Yes. Conversion from a pointer to a derived class to a pointer to a base class is implicit. Thus, the following is perfectly fine:
struct B { };
struct D : B { };
D* my_d_ptr = new D;
B* my_d_ptr_as_a_b_ptr = my_d_ptr;
Casting a pointer to a derived to a pointer to base should be implicit. This is the whole point of polymorphism: An instance of a derived class should always be safely usable as an instance of the base class. Therefore, no explicit cast is necessary.
That's true if derived class inherits 'publicly' and 'non-virtually' from base:
You can't convert Derived* to Base* neither implicitly nor using static_cast/dynamic_cast (C-cast will do the job, but you should think twice before use this hack!);
class Base { };
class Derived : protected Base { };
int main()
{
Base* b = new Derived(); // compile error
}
Also don't work if base class is ambiguous:
class Base { };
class Derived1 : public Base { };
class Derived2 : public Base { };
class MostDerived : public Derived1, Derived2 { };
int main()
{
Base* b = new MostDerived(); // won't work (but you could hint compiler
// which path to use for finding Base
}
Edit: added code samples, added ambiguous use case, removed virtual inheritance example.
Your question is not clear becuse it mixes up several different things.
On the one hand, a pointer to derived class can be converted to a pointer to a base class (assuming the base is accessible). This is a natural conversion and there's no need for any cast to do it.
On the other hand, you mention dynamic_cast and its ability to to perform downcasts. But downcasts are casts in the opposite direction: from a pointer to a base class to a pointer to derived class. Downcasts can be performed by both dynamic_cast and static_cast depending on what you need and what amount of run-time checking you require.
... And at the same time you ar talking about casting the result of new, which, of course, can only be upcasted, but not downcasted.
So, what is it you are asking about? Upcasts or downcasts?
all. I can't undestand why the bellow code need a cast to work. Someone can explain it?
class Base {
};
class Derived : public Base {
};
class Class {
public:
Derived member;
};
...
Derived obj;
Base *ptrObj = &obj; // ok, no cast needed
Derived Class::* ptr = &Class::member; // ok
Base Class::* ptr = &Class::member; // wrong, need cast, why?
Because if Base were allowed (covariant), you could then do this, which is a no-no:
Base Class::* ptr = &Class::member;
Class obj;
obj.*ptr = Base(); // <-- assigned a Base into a Derived field?!

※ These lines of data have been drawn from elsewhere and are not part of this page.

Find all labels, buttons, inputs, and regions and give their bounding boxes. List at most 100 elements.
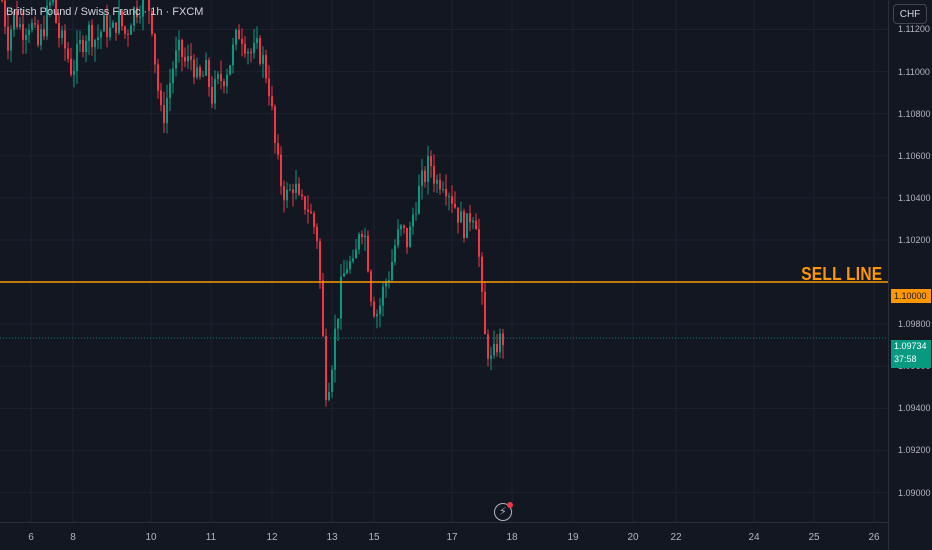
candle-body bbox=[490, 355, 492, 359]
candle-body bbox=[382, 286, 384, 306]
candle-body bbox=[460, 211, 462, 223]
time-tick-label: 10 bbox=[145, 532, 157, 543]
candle-body bbox=[454, 203, 456, 208]
bolt-glyph: ⚡ bbox=[499, 506, 507, 518]
candle-body bbox=[16, 10, 18, 27]
candle-body bbox=[475, 220, 477, 230]
time-axis[interactable]: 6 8 10 11 12 13 15 17 18 19 20 22 24 25 26 bbox=[0, 522, 888, 550]
candle-body bbox=[412, 214, 414, 227]
candle-body bbox=[154, 33, 156, 65]
lightning-icon[interactable]: ⚡ bbox=[494, 502, 513, 521]
time-tick-label: 15 bbox=[368, 532, 380, 543]
candle-body bbox=[223, 81, 225, 87]
candle-body bbox=[211, 86, 213, 104]
time-tick-label: 19 bbox=[567, 532, 579, 543]
candle-body bbox=[40, 29, 42, 46]
time-tick-label: 24 bbox=[748, 532, 760, 543]
candle-body bbox=[70, 58, 72, 75]
candle-body bbox=[325, 335, 327, 400]
time-tick-label: 6 bbox=[28, 532, 34, 543]
candle-body bbox=[82, 40, 84, 53]
candle-body bbox=[370, 271, 372, 302]
candle-body bbox=[58, 23, 60, 38]
candle-body bbox=[271, 96, 273, 107]
candle-body bbox=[502, 333, 504, 346]
candle-body bbox=[442, 188, 444, 190]
candle-body bbox=[244, 43, 246, 54]
candle-body bbox=[484, 291, 486, 335]
candle-body bbox=[295, 183, 297, 193]
candle-body bbox=[232, 44, 234, 66]
time-tick-label: 11 bbox=[205, 532, 217, 543]
candle-body bbox=[142, 0, 144, 17]
candle-body bbox=[463, 211, 465, 239]
candle-body bbox=[352, 258, 354, 262]
candle-body bbox=[403, 225, 405, 228]
chart-area[interactable]: British Pound / Swiss Franc · 1h · FXCM … bbox=[0, 0, 888, 522]
candle-body bbox=[340, 276, 342, 319]
candle-body bbox=[358, 234, 360, 250]
candle-body bbox=[37, 24, 39, 46]
candle-body bbox=[31, 23, 33, 30]
candle-body bbox=[238, 29, 240, 40]
current-price-label: 1.09734 37:58 bbox=[891, 340, 931, 368]
candle-body bbox=[298, 183, 300, 195]
candle-body bbox=[319, 241, 321, 281]
candle-body bbox=[178, 39, 180, 51]
candle-body bbox=[55, 0, 57, 24]
candle-body bbox=[157, 64, 159, 91]
candle-body bbox=[19, 24, 21, 27]
candle-body bbox=[175, 50, 177, 69]
candle-body bbox=[274, 106, 276, 144]
candle-body bbox=[307, 209, 309, 212]
candle-body bbox=[235, 29, 237, 45]
candle-body bbox=[448, 196, 450, 198]
candle-body bbox=[313, 213, 315, 227]
candle-body bbox=[457, 207, 459, 223]
candle-body bbox=[451, 196, 453, 204]
candle-body bbox=[64, 30, 66, 49]
candle-body bbox=[91, 24, 93, 48]
candle-body bbox=[355, 249, 357, 259]
candle-body bbox=[22, 24, 24, 40]
sell-line-price-label: 1.10000 bbox=[891, 289, 931, 303]
candle-body bbox=[136, 7, 138, 18]
time-tick-label: 20 bbox=[627, 532, 639, 543]
candle-body bbox=[415, 213, 417, 215]
candle-body bbox=[259, 38, 261, 64]
candle-body bbox=[190, 56, 192, 60]
candle-body bbox=[280, 154, 282, 187]
candle-body bbox=[109, 27, 111, 38]
candle-body bbox=[427, 156, 429, 182]
candle-body bbox=[481, 256, 483, 292]
candle-body bbox=[367, 235, 369, 272]
candle-body bbox=[241, 39, 243, 44]
candle-body bbox=[100, 31, 102, 38]
candle-body bbox=[193, 59, 195, 78]
candle-body bbox=[205, 59, 207, 76]
price-axis[interactable]: 1.11200 1.11000 1.10800 1.10600 1.10400 1.102… bbox=[888, 0, 932, 550]
candle-body bbox=[184, 56, 186, 62]
price-tick-label: 1.09400 bbox=[898, 403, 931, 414]
symbol-title[interactable]: British Pound / Swiss Franc · 1h · FXCM bbox=[6, 6, 204, 18]
candle-body bbox=[424, 170, 426, 182]
time-tick-label: 13 bbox=[326, 532, 338, 543]
candle-body bbox=[256, 38, 258, 43]
candle-body bbox=[445, 188, 447, 197]
time-tick-label: 12 bbox=[266, 532, 278, 543]
candle-body bbox=[286, 189, 288, 201]
candle-body bbox=[151, 10, 153, 34]
currency-button[interactable]: CHF bbox=[893, 4, 927, 24]
candle-body bbox=[277, 143, 279, 155]
candle-body bbox=[103, 15, 105, 32]
candle-body bbox=[181, 39, 183, 57]
candle-body bbox=[499, 333, 501, 353]
candlestick-chart[interactable] bbox=[0, 0, 888, 522]
candle-body bbox=[400, 225, 402, 230]
candle-body bbox=[388, 280, 390, 283]
candle-body bbox=[163, 105, 165, 124]
candle-body bbox=[472, 220, 474, 223]
candle-body bbox=[361, 234, 363, 238]
candle-body bbox=[133, 7, 135, 26]
candle-body bbox=[316, 226, 318, 242]
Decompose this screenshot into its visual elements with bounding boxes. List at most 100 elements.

At the same time, pointers-to-members cannot be contravariant either, because otherwise you could do this, which is also a no-no:
struct Class2 {
Base member;
};
Derived Class2::* ptr2 = &Class2::member;
Class2 obj2;
obj2.member = Base();
Derived& d = obj2.*ptr2; // <-- assigned a Base into a Derived
So, pointers-to-members are neither covariant nor contravariant, but are invariant: the type must match exactly.
Ok, I got your point Chris, but your first example works for ordinary pointers. Why should it not work for member pointers too? See the code bellow.
Derived obj;
Base *ptr = &obj;
*ptr = Base(); // it's weird, but ok
The second example will not work even for ordinary pointers, since downcasting is not allowed without cast. So I don't think that should be a explanation.